The Southern Transition to Slave Labor  English administrators first regarded Native Americans as the obvious source of labor.  Disease and the determination of the tribes made them difficult to subjugate.  Africans began to take over the bulk of Southern labor in the later half of the seventeenth century.

The System of Bondage  Early African slaves were brought over as bond servants who worked a term of labor and then were set free.  Chesapeake planters gradually began to tighten descriptions of slavery, eventually curtailing all rights of Africans and establishing “Black Codes” of behavior.  Eventually, slavery became a hereditary state.

II.Massachusetts and Its Offspring

Puritanism in England  Adherents to the Puritan movement were religious reformers as well as harsh critics of their contemporary Englishmen.  They stressed hard work as a primary method of serving God.  A succession of English monarchs clashed with the Puritans, and many felt ready to expatriate to the New World.

King Phillip’s War in New England  Young Native Americans of the Wampanoag and Narragansett tribes continued to feel disenfranchised with the increase of European settlers.  Their leader Metacomet (called King Phillip by the British) unleashed a series of hit-and-run offensives against the settlers in Thousands were killed on each side.

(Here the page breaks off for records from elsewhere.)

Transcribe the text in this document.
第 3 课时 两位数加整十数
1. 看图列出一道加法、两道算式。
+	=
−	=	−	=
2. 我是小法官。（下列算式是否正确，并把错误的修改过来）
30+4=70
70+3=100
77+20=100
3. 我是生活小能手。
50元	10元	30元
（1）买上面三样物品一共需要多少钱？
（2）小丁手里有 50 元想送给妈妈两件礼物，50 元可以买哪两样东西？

Slavery in New England  New England’s involvement with the slave trade was primarily in the area of distilling rum.  The region as a whole did not rely on slavery as a labor solution to the extent that the South would.

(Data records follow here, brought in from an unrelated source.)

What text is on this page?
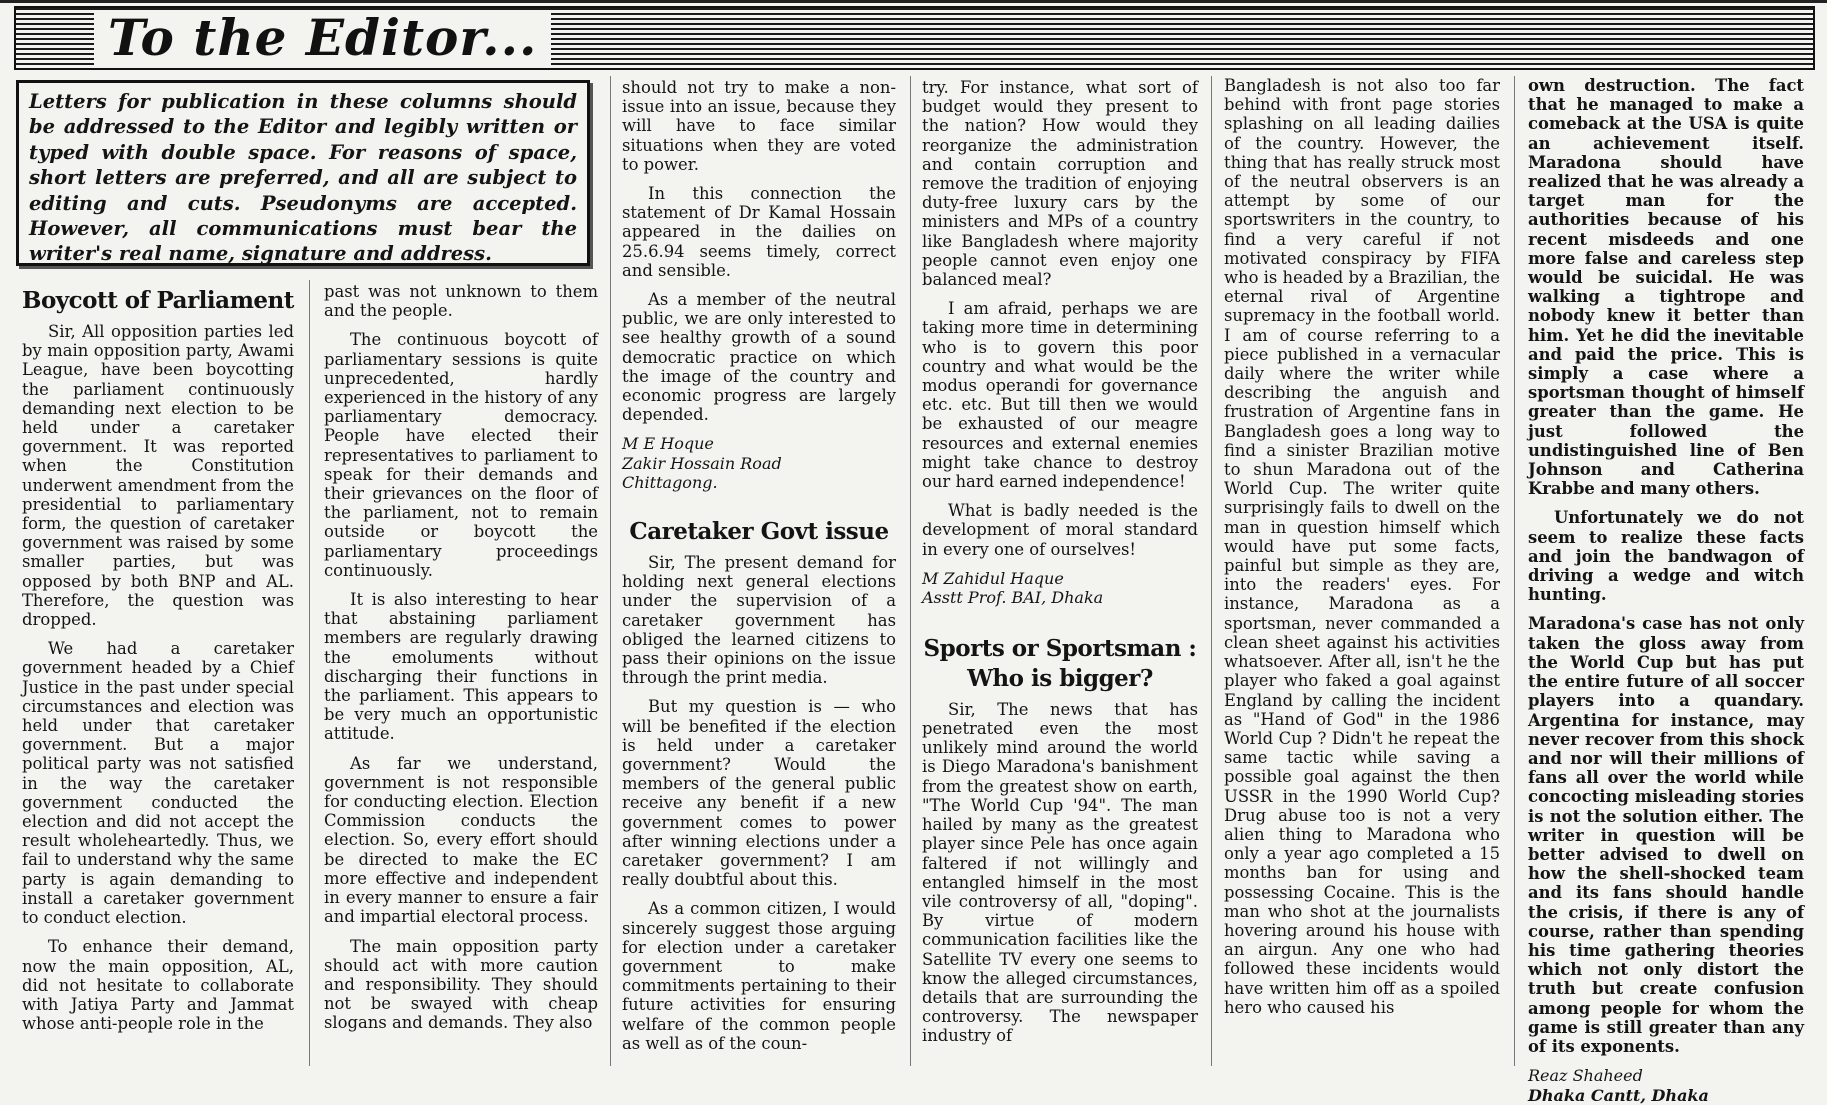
To the Editor...
Letters for publication in these columns should be addressed to the Editor and legibly written or typed with double space. For reasons of space, short letters are preferred, and all are subject to editing and cuts. Pseudonyms are accepted. However, all communications must bear the writer's real name, signature and address.
Boycott of Parliament

Sir, All opposition parties led by main opposition party, Awami League, have been boycotting the parliament continuously demanding next election to be held under a caretaker government. It was reported when the Constitution underwent amendment from the presidential to parliamentary form, the question of caretaker government was raised by some smaller parties, but was opposed by both BNP and AL. Therefore, the question was dropped.

We had a caretaker government headed by a Chief Justice in the past under special circumstances and election was held under that caretaker government. But a major political party was not satisfied in the way the caretaker government conducted the election and did not accept the result wholeheartedly. Thus, we fail to understand why the same party is again demanding to install a caretaker government to conduct election.

To enhance their demand, now the main opposition, AL, did not hesitate to collaborate with Jatiya Party and Jammat whose anti-people role in the

past was not unknown to them and the people.

The continuous boycott of parliamentary sessions is quite unprecedented, hardly experienced in the history of any parliamentary democracy. People have elected their representatives to parliament to speak for their demands and their grievances on the floor of the parliament, not to remain outside or boycott the parliamentary proceedings continuously.

It is also interesting to hear that abstaining parliament members are regularly drawing the emoluments without discharging their functions in the parliament. This appears to be very much an opportunistic attitude.

As far we understand, government is not responsible for conducting election. Election Commission conducts the election. So, every effort should be directed to make the EC more effective and independent in every manner to ensure a fair and impartial electoral process.

The main opposition party should act with more caution and responsibility. They should not be swayed with cheap slogans and demands. They also

should not try to make a non-issue into an issue, because they will have to face similar situations when they are voted to power.

In this connection the statement of Dr Kamal Hossain appeared in the dailies on 25.6.94 seems timely, correct and sensible.

As a member of the neutral public, we are only interested to see healthy growth of a sound democratic practice on which the image of the country and economic progress are largely depended.

M E Hoque
Zakir Hossain Road
Chittagong.
Caretaker Govt issue

Sir, The present demand for holding next general elections under the supervision of a caretaker government has obliged the learned citizens to pass their opinions on the issue through the print media.

But my question is — who will be benefited if the election is held under a caretaker government? Would the members of the general public receive any benefit if a new government comes to power after winning elections under a caretaker government? I am really doubtful about this.

As a common citizen, I would sincerely suggest those arguing for election under a caretaker government to make commitments pertaining to their future activities for ensuring welfare of the common people as well as of the coun-

try. For instance, what sort of budget would they present to the nation? How would they reorganize the administration and contain corruption and remove the tradition of enjoying duty-free luxury cars by the ministers and MPs of a country like Bangladesh where majority people cannot even enjoy one balanced meal?

I am afraid, perhaps we are taking more time in determining who is to govern this poor country and what would be the modus operandi for governance etc. etc. But till then we would be exhausted of our meagre resources and external enemies might take chance to destroy our hard earned independence!

What is badly needed is the development of moral standard in every one of ourselves!

M Zahidul Haque
Asstt Prof. BAI, Dhaka
Sports or Sportsman : Who is bigger?

Sir, The news that has penetrated even the most unlikely mind around the world is Diego Maradona's banishment from the greatest show on earth, "The World Cup '94". The man hailed by many as the greatest player since Pele has once again faltered if not willingly and entangled himself in the most vile controversy of all, "doping". By virtue of modern communication facilities like the Satellite TV every one seems to know the alleged circumstances, details that are surrounding the controversy. The newspaper industry of

Bangladesh is not also too far behind with front page stories splashing on all leading dailies of the country. However, the thing that has really struck most of the neutral observers is an attempt by some of our sportswriters in the country, to find a very careful if not motivated conspiracy by FIFA who is headed by a Brazilian, the eternal rival of Argentine supremacy in the football world. I am of course referring to a piece published in a vernacular daily where the writer while describing the anguish and frustration of Argentine fans in Bangladesh goes a long way to find a sinister Brazilian motive to shun Maradona out of the World Cup. The writer quite surprisingly fails to dwell on the man in question himself which would have put some facts, painful but simple as they are, into the readers' eyes. For instance, Maradona as a sportsman, never commanded a clean sheet against his activities whatsoever. After all, isn't he the player who faked a goal against England by calling the incident as "Hand of God" in the 1986 World Cup ? Didn't he repeat the same tactic while saving a possible goal against the then USSR in the 1990 World Cup? Drug abuse too is not a very alien thing to Maradona who only a year ago completed a 15 months ban for using and possessing Cocaine. This is the man who shot at the journalists hovering around his house with an airgun. Any one who had followed these incidents would have written him off as a spoiled hero who caused his

own destruction. The fact that he managed to make a comeback at the USA is quite an achievement itself. Maradona should have realized that he was already a target man for the authorities because of his recent misdeeds and one more false and careless step would be suicidal. He was walking a tightrope and nobody knew it better than him. Yet he did the inevitable and paid the price. This is simply a case where a sportsman thought of himself greater than the game. He just followed the undistinguished line of Ben Johnson and Catherina Krabbe and many others.

Unfortunately we do not seem to realize these facts and join the bandwagon of driving a wedge and witch hunting.

Maradona's case has not only taken the gloss away from the World Cup but has put the entire future of all soccer players into a quandary. Argentina for instance, may never recover from this shock and nor will their millions of fans all over the world while concocting misleading stories is not the solution either. The writer in question will be better advised to dwell on how the shell-shocked team and its fans should handle the crisis, if there is any of course, rather than spending his time gathering theories which not only distort the truth but create confusion among people for whom the game is still greater than any of its exponents.

Reaz Shaheed
Dhaka Cantt, Dhaka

III.From the St. Lawrence to the Hudson

France’s America  In 1604 and 1608, France established outposts in present-day Nova Scotia and Quebec.  Bitter skirmishes with the Iroquois set the tone for future colonial wars with an ongoing alliance of the English and Iroquois against the French.

England Challenges the Dutch  The Dutch settled significant regions of the mid-Atlantic coast of North America with a main settlement at New Netherland.  By 1650, England was prepared to challenge Dutch supremacy on the sea.  A series of wars saw the Dutch permanently dislodged from the American mainland.

IV.Proprietary Carolina: A Restoration Reward

The Indian Debacle  Carolina was the most elaborately planned colony of the English, but the least successful in achieving harmony of the races.  Capturing Indians for the slave trade became the colony’s main revenue source, causing a series of racial wars.

Early Carolina Society  In Carolina, an ethnically diverse and religiously discordant people clashed continuously.  Reliance on African slave labor to manage the backbreaking cultivation of rice became a mainstay for the colony.  In 1701, North and South Carolina split into respective colonies.

V.The Quakers’ Peaceable Kingdom

The Limits of Perfectionism  Despite commercial success and harmony with native tribes, the early colony of Pennsylvania stumbled due to poor leadership.  Pennsylvania was created by William Penn as a social experiment in utopianism for the Quaker community.

VI.New Spain’s Northern Frontier

Decline of Florida’s Missions  The Franciscan missions established along the Florida coast were pummeled by disease, the English, and a lack of interest by potential Spanish settlers.  When England and Spain went to war, the Carolinas attacked Florida.